The Tempest
Calista's Song
by
Book Details
About the Book
A new priest is assigned to a parish in Saint Germain-enLaye, a city twenty kilometers west of Paris. he discovers that three men are secretly imprisoned in the Chateau Germain. He arranges to see them only to learn that one of the prisoners, Simeon Gereau, blames himself for the death of his young friend, Calista Planiere.
Calista is born in Soissons, a city on the Aisne River. World War I starts when Calista is nine. She loses both her parents and is then taken in by a benevolent older couple. She meets Captain Simeon Gereau when French forces start to mass along the river in preparation for the famous Chemin des Dames assault of April 1917, where tens of thousands of French soldiers die in just fifteen days.
Calista dies two days before the battle begins, immediately after she is Confirmed. Simon Gereau feels responsible for her death. A more detailed reading of Calista's Song will provide the answer to why Captain Gereau comes to such a conclusion. Calista Planiere affects all those she meets during the three hellish years of the Great War. Further, she lives out her life in a way that causes others to have more regard for their own.
About the Author
Lee Kolesnikoff has some experience with the inner workings of the clergy. His father was employed as choirmaster of a church in Brooklyn and his mother was the daughter of a priest. Throughout his youth, he never lived more than thirty feet from the Russian Greek Church of the Holy Transfiguration. When the church janitor became ill, Lee polished brass candleholders, helped shovel coal into the furnace and cleaned the glass panes protecting the icons of the saints. He sang at grave-side services, in the alto, and tenor sections of the church choir, read the psalter during Lenten services, reading the prayers and supplications in the original church Slavonic. Through the activities of his parents he vicariously became privy to the problems confronting the church, dialogues concerning finances, the purity of the church, political maneuvers, struggles for power, the behavior of the clergy, its priests, deacons and elders.

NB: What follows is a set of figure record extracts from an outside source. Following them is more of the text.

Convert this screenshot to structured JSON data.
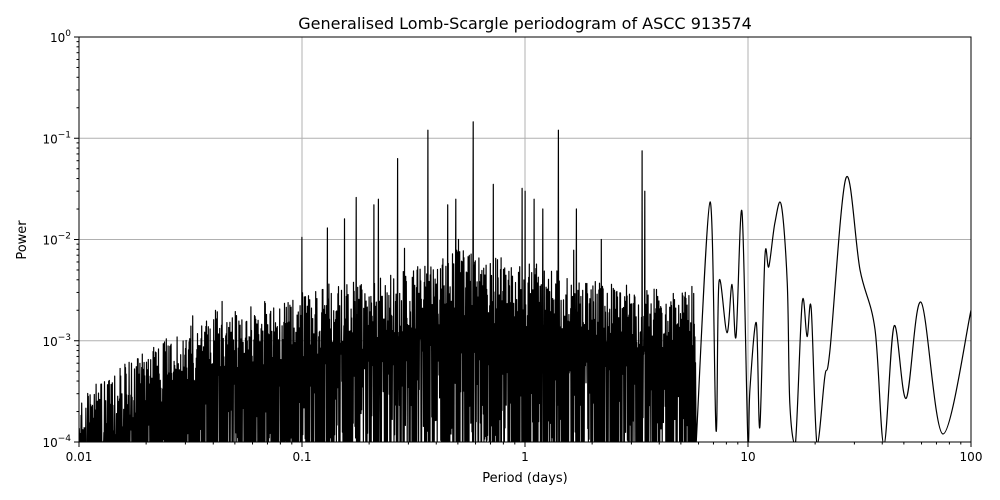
{
  "chart_data": {
    "type": "line",
    "title": "Generalised Lomb-Scargle periodogram of ASCC 913574",
    "xlabel": "Period (days)",
    "ylabel": "Power",
    "xscale": "log",
    "yscale": "log",
    "xlim": [
      0.01,
      100
    ],
    "ylim": [
      0.0001,
      1
    ],
    "grid": true,
    "line_color": "#000000",
    "grid_color": "#b0b0b0",
    "x_ticks": [
      {
        "value": 0.01,
        "label": "0.01"
      },
      {
        "value": 0.1,
        "label": "0.1"
      },
      {
        "value": 1,
        "label": "1"
      },
      {
        "value": 10,
        "label": "10"
      },
      {
        "value": 100,
        "label": "100"
      }
    ],
    "y_ticks": [
      {
        "value": 0.0001,
        "base": "10",
        "exp": "−4"
      },
      {
        "value": 0.001,
        "base": "10",
        "exp": "−3"
      },
      {
        "value": 0.01,
        "base": "10",
        "exp": "−2"
      },
      {
        "value": 0.1,
        "base": "10",
        "exp": "−1"
      },
      {
        "value": 1,
        "base": "10",
        "exp": "0"
      }
    ],
    "noise_envelope": [
      [
        0.01,
        0.0003
      ],
      [
        0.02,
        0.0008
      ],
      [
        0.04,
        0.002
      ],
      [
        0.1,
        0.003
      ],
      [
        0.3,
        0.005
      ],
      [
        0.5,
        0.008
      ],
      [
        1,
        0.006
      ],
      [
        2,
        0.004
      ],
      [
        5.85,
        0.003
      ]
    ],
    "peaks": [
      [
        0.1,
        0.0105
      ],
      [
        0.13,
        0.013
      ],
      [
        0.155,
        0.016
      ],
      [
        0.175,
        0.026
      ],
      [
        0.21,
        0.022
      ],
      [
        0.22,
        0.025
      ],
      [
        0.268,
        0.063
      ],
      [
        0.367,
        0.12
      ],
      [
        0.45,
        0.022
      ],
      [
        0.49,
        0.025
      ],
      [
        0.585,
        0.145
      ],
      [
        0.72,
        0.035
      ],
      [
        0.97,
        0.032
      ],
      [
        1.0,
        0.03
      ],
      [
        1.1,
        0.025
      ],
      [
        1.2,
        0.02
      ],
      [
        1.41,
        0.12
      ],
      [
        1.7,
        0.02
      ],
      [
        2.2,
        0.01
      ],
      [
        3.35,
        0.075
      ],
      [
        3.45,
        0.03
      ]
    ],
    "long_period_curve": [
      [
        5.85,
        5e-05
      ],
      [
        6.76,
        0.0235
      ],
      [
        7.19,
        0.00013
      ],
      [
        7.41,
        0.0038
      ],
      [
        8.05,
        0.0012
      ],
      [
        8.48,
        0.0036
      ],
      [
        8.84,
        0.0011
      ],
      [
        9.4,
        0.0187
      ],
      [
        10.0,
        5e-05
      ],
      [
        10.2,
        0.00033
      ],
      [
        10.9,
        0.0015
      ],
      [
        11.3,
        0.00014
      ],
      [
        11.9,
        0.0066
      ],
      [
        12.4,
        0.0054
      ],
      [
        13.2,
        0.0146
      ],
      [
        14.1,
        0.0219
      ],
      [
        15.0,
        0.0037
      ],
      [
        15.4,
        0.00024
      ],
      [
        16.3,
        5e-05
      ],
      [
        17.5,
        0.0024
      ],
      [
        18.4,
        0.0011
      ],
      [
        19.2,
        0.0021
      ],
      [
        20.4,
        5e-05
      ],
      [
        22.1,
        0.00044
      ],
      [
        23.3,
        0.0008
      ],
      [
        27.5,
        0.0405
      ],
      [
        31.8,
        0.005
      ],
      [
        37.1,
        0.0013
      ],
      [
        40.7,
        5e-05
      ],
      [
        45.2,
        0.0014
      ],
      [
        51.2,
        0.00027
      ],
      [
        59.7,
        0.0024
      ],
      [
        74.8,
        0.00012
      ],
      [
        100,
        0.002
      ]
    ]
  }
}
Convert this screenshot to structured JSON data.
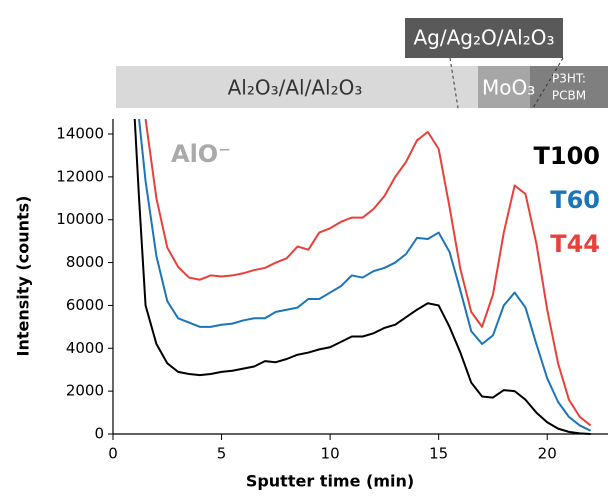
{
  "chart_data": {
    "type": "line",
    "x_label": "Sputter time (min)",
    "y_label": "Intensity (counts)",
    "annotations": [
      "AlO⁻"
    ],
    "layers": [
      "Al₂O₃/Al/Al₂O₃",
      "MoO₃",
      "P3HT:",
      "PCBM",
      "Ag/Ag₂O/Al₂O₃"
    ],
    "x": [
      1.0,
      1.2,
      1.5,
      2,
      2.5,
      3,
      3.5,
      4,
      4.5,
      5,
      5.5,
      6,
      6.5,
      7,
      7.5,
      8,
      8.5,
      9,
      9.5,
      10,
      10.5,
      11,
      11.5,
      12,
      12.5,
      13,
      13.5,
      14,
      14.5,
      15,
      15.5,
      16,
      16.5,
      17,
      17.5,
      18,
      18.5,
      19,
      19.5,
      20,
      20.5,
      21,
      21.5,
      22
    ],
    "series": [
      {
        "name": "T100",
        "color": "#000000",
        "values": [
          14700,
          11000,
          6000,
          4200,
          3300,
          2900,
          2800,
          2750,
          2800,
          2900,
          2950,
          3050,
          3150,
          3400,
          3350,
          3500,
          3700,
          3800,
          3950,
          4050,
          4300,
          4550,
          4550,
          4700,
          4950,
          5100,
          5450,
          5800,
          6100,
          6000,
          5000,
          3800,
          2400,
          1750,
          1700,
          2050,
          2000,
          1600,
          1000,
          550,
          250,
          100,
          30,
          0
        ]
      },
      {
        "name": "T60",
        "color": "#1a75bb",
        "values": [
          null,
          14700,
          11800,
          8300,
          6200,
          5400,
          5200,
          5000,
          5000,
          5100,
          5150,
          5300,
          5400,
          5400,
          5700,
          5800,
          5900,
          6300,
          6300,
          6600,
          6900,
          7400,
          7300,
          7600,
          7750,
          8000,
          8400,
          9150,
          9100,
          9400,
          8500,
          6700,
          4800,
          4200,
          4600,
          6000,
          6600,
          5900,
          4200,
          2600,
          1500,
          800,
          400,
          150
        ]
      },
      {
        "name": "T44",
        "color": "#e8403a",
        "values": [
          null,
          null,
          14700,
          11000,
          8700,
          7800,
          7300,
          7200,
          7400,
          7350,
          7400,
          7500,
          7650,
          7750,
          8000,
          8200,
          8750,
          8600,
          9400,
          9600,
          9900,
          10100,
          10100,
          10500,
          11100,
          12000,
          12700,
          13700,
          14100,
          13300,
          10600,
          7700,
          5700,
          5000,
          6500,
          9400,
          11600,
          11200,
          8900,
          5800,
          3300,
          1600,
          800,
          400
        ]
      }
    ],
    "xlim": [
      0,
      22.8
    ],
    "ylim": [
      0,
      14700
    ],
    "xticks": [
      0,
      5,
      10,
      15,
      20
    ],
    "yticks": [
      0,
      2000,
      4000,
      6000,
      8000,
      10000,
      12000,
      14000
    ]
  }
}
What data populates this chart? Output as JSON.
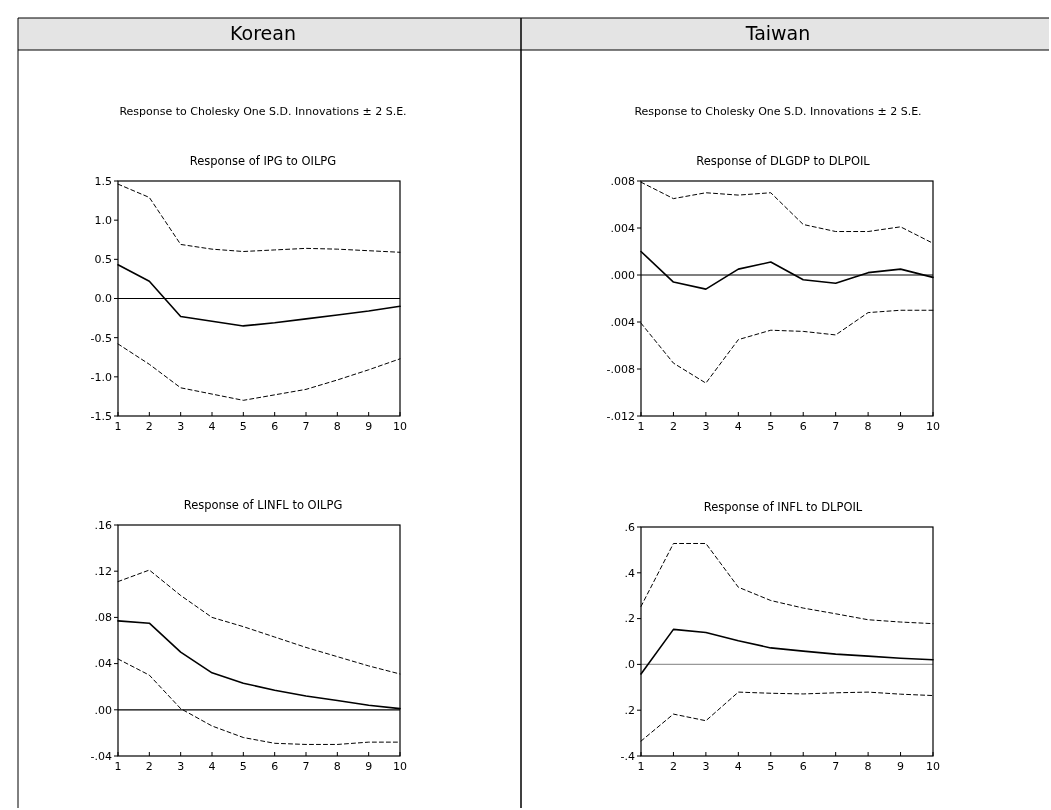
{
  "chart_data": [
    {
      "type": "line",
      "title": "Response of IPG to OILPG",
      "annotations": [
        "Korean",
        "Response to Cholesky One S.D. Innovations ± 2 S.E."
      ],
      "x": [
        1,
        2,
        3,
        4,
        5,
        6,
        7,
        8,
        9,
        10
      ],
      "xlim": [
        1,
        10
      ],
      "xticks": [
        1,
        2,
        3,
        4,
        5,
        6,
        7,
        8,
        9,
        10
      ],
      "ylim": [
        -1.5,
        1.5
      ],
      "yticks": [
        {
          "value": 1.5,
          "label": "1.5"
        },
        {
          "value": 1,
          "label": "1.0"
        },
        {
          "value": 0.5,
          "label": "0.5"
        },
        {
          "value": 0,
          "label": "0.0"
        },
        {
          "value": -0.5,
          "label": "-0.5"
        },
        {
          "value": -1,
          "label": "-1.0"
        },
        {
          "value": -1.5,
          "label": "-1.5"
        }
      ],
      "ref_lines": [
        {
          "axis": "y",
          "value": 0,
          "color": "#000000"
        }
      ],
      "series": [
        {
          "color": "#000000",
          "line_style": "solid",
          "values": [
            0.43,
            0.22,
            -0.23,
            -0.29,
            -0.35,
            -0.31,
            -0.26,
            -0.21,
            -0.16,
            -0.1
          ]
        },
        {
          "color": "#000000",
          "line_style": "dashed",
          "values": [
            1.46,
            1.29,
            0.69,
            0.63,
            0.6,
            0.62,
            0.64,
            0.63,
            0.61,
            0.59
          ]
        },
        {
          "color": "#000000",
          "line_style": "dashed",
          "values": [
            -0.58,
            -0.84,
            -1.14,
            -1.22,
            -1.3,
            -1.23,
            -1.16,
            -1.04,
            -0.91,
            -0.77
          ]
        }
      ]
    },
    {
      "type": "line",
      "title": "Response of DLGDP to DLPOIL",
      "annotations": [
        "Taiwan",
        "Response to Cholesky One S.D. Innovations ± 2 S.E."
      ],
      "x": [
        1,
        2,
        3,
        4,
        5,
        6,
        7,
        8,
        9,
        10
      ],
      "xlim": [
        1,
        10
      ],
      "xticks": [
        1,
        2,
        3,
        4,
        5,
        6,
        7,
        8,
        9,
        10
      ],
      "ylim": [
        -0.012,
        0.008
      ],
      "yticks": [
        {
          "value": 0.008,
          "label": ".008"
        },
        {
          "value": 0.004,
          "label": ".004"
        },
        {
          "value": 0,
          "label": ".000"
        },
        {
          "value": -0.004,
          "label": ".004"
        },
        {
          "value": -0.008,
          "label": "-.008"
        },
        {
          "value": -0.012,
          "label": "-.012"
        }
      ],
      "ref_lines": [
        {
          "axis": "y",
          "value": 0,
          "color": "#000000"
        }
      ],
      "series": [
        {
          "color": "#000000",
          "line_style": "solid",
          "values": [
            0.002,
            -0.0006,
            -0.0012,
            0.0005,
            0.0011,
            -0.0004,
            -0.0007,
            0.0002,
            0.0005,
            -0.0002
          ]
        },
        {
          "color": "#000000",
          "line_style": "dashed",
          "values": [
            0.0079,
            0.0065,
            0.007,
            0.0068,
            0.007,
            0.0043,
            0.0037,
            0.0037,
            0.0041,
            0.0027
          ]
        },
        {
          "color": "#000000",
          "line_style": "dashed",
          "values": [
            -0.0041,
            -0.0075,
            -0.0092,
            -0.0055,
            -0.0047,
            -0.0048,
            -0.0051,
            -0.0032,
            -0.003,
            -0.003
          ]
        }
      ]
    },
    {
      "type": "line",
      "title": "Response of LINFL to OILPG",
      "x": [
        1,
        2,
        3,
        4,
        5,
        6,
        7,
        8,
        9,
        10
      ],
      "xlim": [
        1,
        10
      ],
      "xticks": [
        1,
        2,
        3,
        4,
        5,
        6,
        7,
        8,
        9,
        10
      ],
      "ylim": [
        -0.04,
        0.16
      ],
      "yticks": [
        {
          "value": 0.16,
          "label": ".16"
        },
        {
          "value": 0.12,
          "label": ".12"
        },
        {
          "value": 0.08,
          "label": ".08"
        },
        {
          "value": 0.04,
          "label": ".04"
        },
        {
          "value": 0,
          "label": ".00"
        },
        {
          "value": -0.04,
          "label": "-.04"
        }
      ],
      "ref_lines": [
        {
          "axis": "y",
          "value": 0,
          "color": "#000000"
        }
      ],
      "series": [
        {
          "color": "#000000",
          "line_style": "solid",
          "values": [
            0.077,
            0.075,
            0.05,
            0.032,
            0.023,
            0.017,
            0.012,
            0.008,
            0.004,
            0.001
          ]
        },
        {
          "color": "#000000",
          "line_style": "dashed",
          "values": [
            0.111,
            0.121,
            0.099,
            0.08,
            0.072,
            0.063,
            0.054,
            0.046,
            0.038,
            0.031
          ]
        },
        {
          "color": "#000000",
          "line_style": "dashed",
          "values": [
            0.044,
            0.03,
            0.001,
            -0.014,
            -0.024,
            -0.029,
            -0.03,
            -0.03,
            -0.028,
            -0.028
          ]
        }
      ]
    },
    {
      "type": "line",
      "title": "Response of INFL to DLPOIL",
      "x": [
        1,
        2,
        3,
        4,
        5,
        6,
        7,
        8,
        9,
        10
      ],
      "xlim": [
        1,
        10
      ],
      "xticks": [
        1,
        2,
        3,
        4,
        5,
        6,
        7,
        8,
        9,
        10
      ],
      "ylim": [
        -0.4,
        0.6
      ],
      "yticks": [
        {
          "value": 0.6,
          "label": ".6"
        },
        {
          "value": 0.4,
          "label": ".4"
        },
        {
          "value": 0.2,
          "label": ".2"
        },
        {
          "value": 0,
          "label": ".0"
        },
        {
          "value": -0.2,
          "label": ".2"
        },
        {
          "value": -0.4,
          "label": "-.4"
        }
      ],
      "ref_lines": [
        {
          "axis": "y",
          "value": 0,
          "color": "#999999"
        }
      ],
      "series": [
        {
          "color": "#000000",
          "line_style": "solid",
          "values": [
            -0.042,
            0.153,
            0.139,
            0.103,
            0.072,
            0.058,
            0.045,
            0.036,
            0.027,
            0.02
          ]
        },
        {
          "color": "#000000",
          "line_style": "dashed",
          "values": [
            0.253,
            0.528,
            0.528,
            0.337,
            0.279,
            0.246,
            0.221,
            0.195,
            0.185,
            0.178
          ]
        },
        {
          "color": "#000000",
          "line_style": "dashed",
          "values": [
            -0.335,
            -0.217,
            -0.246,
            -0.121,
            -0.126,
            -0.129,
            -0.124,
            -0.121,
            -0.13,
            -0.136
          ]
        }
      ]
    }
  ]
}
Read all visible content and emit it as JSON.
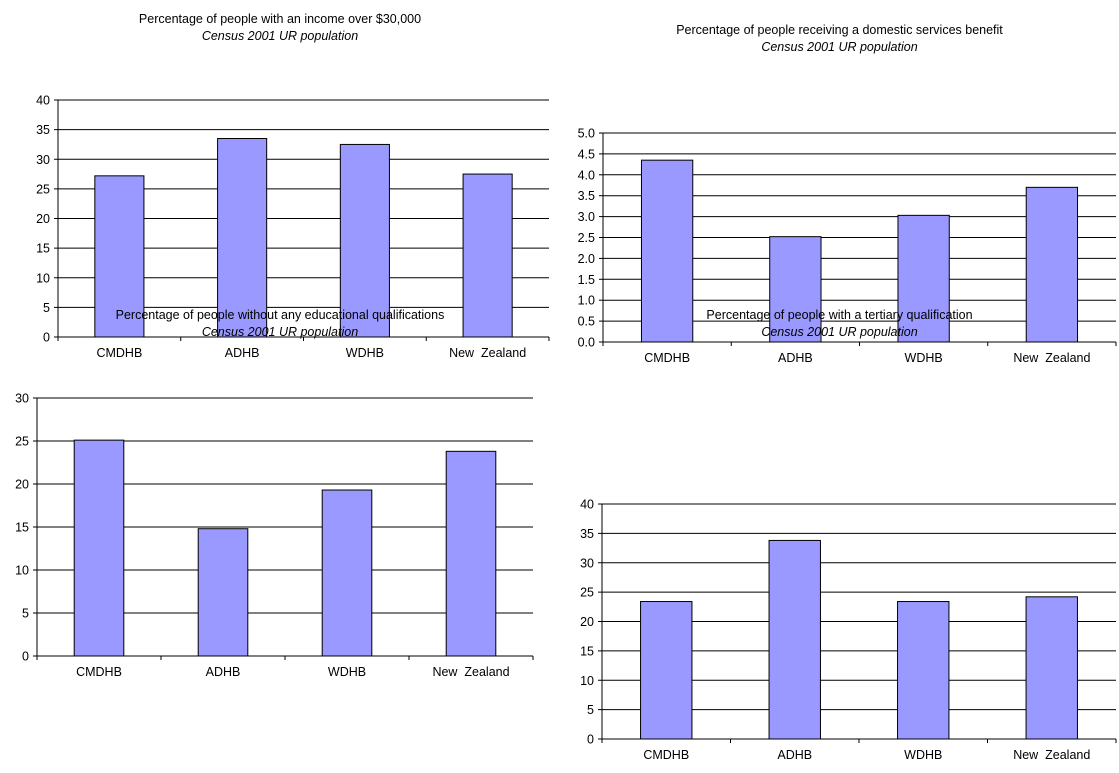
{
  "chart_data": [
    {
      "type": "bar",
      "title": "Percentage of people with an income over $30,000",
      "subtitle": "Census 2001 UR population",
      "categories": [
        "CMDHB",
        "ADHB",
        "WDHB",
        "New  Zealand"
      ],
      "values": [
        27.2,
        33.5,
        32.5,
        27.5
      ],
      "ylim": [
        0,
        40
      ],
      "yticks": [
        "0",
        "5",
        "10",
        "15",
        "20",
        "25",
        "30",
        "35",
        "40"
      ],
      "grid": true,
      "bar_color": "#9999ff"
    },
    {
      "type": "bar",
      "title": "Percentage of people receiving a domestic services benefit",
      "subtitle": "Census 2001 UR population",
      "categories": [
        "CMDHB",
        "ADHB",
        "WDHB",
        "New  Zealand"
      ],
      "values": [
        4.35,
        2.52,
        3.03,
        3.7
      ],
      "ylim": [
        0,
        5
      ],
      "yticks": [
        "0.0",
        "0.5",
        "1.0",
        "1.5",
        "2.0",
        "2.5",
        "3.0",
        "3.5",
        "4.0",
        "4.5",
        "5.0"
      ],
      "grid": true,
      "bar_color": "#9999ff"
    },
    {
      "type": "bar",
      "title": "Percentage of people without any educational qualifications",
      "subtitle": "Census 2001 UR population",
      "categories": [
        "CMDHB",
        "ADHB",
        "WDHB",
        "New  Zealand"
      ],
      "values": [
        25.1,
        14.8,
        19.3,
        23.8
      ],
      "ylim": [
        0,
        30
      ],
      "yticks": [
        "0",
        "5",
        "10",
        "15",
        "20",
        "25",
        "30"
      ],
      "grid": true,
      "bar_color": "#9999ff"
    },
    {
      "type": "bar",
      "title": "Percentage of people with a tertiary qualification",
      "subtitle": "Census 2001 UR population",
      "categories": [
        "CMDHB",
        "ADHB",
        "WDHB",
        "New  Zealand"
      ],
      "values": [
        23.4,
        33.8,
        23.4,
        24.2
      ],
      "ylim": [
        0,
        40
      ],
      "yticks": [
        "0",
        "5",
        "10",
        "15",
        "20",
        "25",
        "30",
        "35",
        "40"
      ],
      "grid": true,
      "bar_color": "#9999ff"
    }
  ]
}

At the age of twelve, Lee started the church's first Sunday school with twenty students attending. Not funded by the church, he cajoled, pleaded and enticed the students' parents to buy the religious literature necessary for the classes. He received th e support he asked for. Three years later, when the number of students reached 75, the church retained a seminarian to assume the responsibilities of the burgeoning endeavor.
One of Lee's relatives, studying to be a priest at Union Theological Seminary, provided him with an opportunity to mingle and sit in on the novices' discussions. He noted their concerns, fears and hopes. He heard their arguments supporting and sometimes questioning church dogma. He witnessed their pain and frustration as they struggled to become priests.
Lee Kolesnikoff lives in Clifton Park, New York with his wife Eugenia. Their constant companion is Girlie, an Abyssinian cat.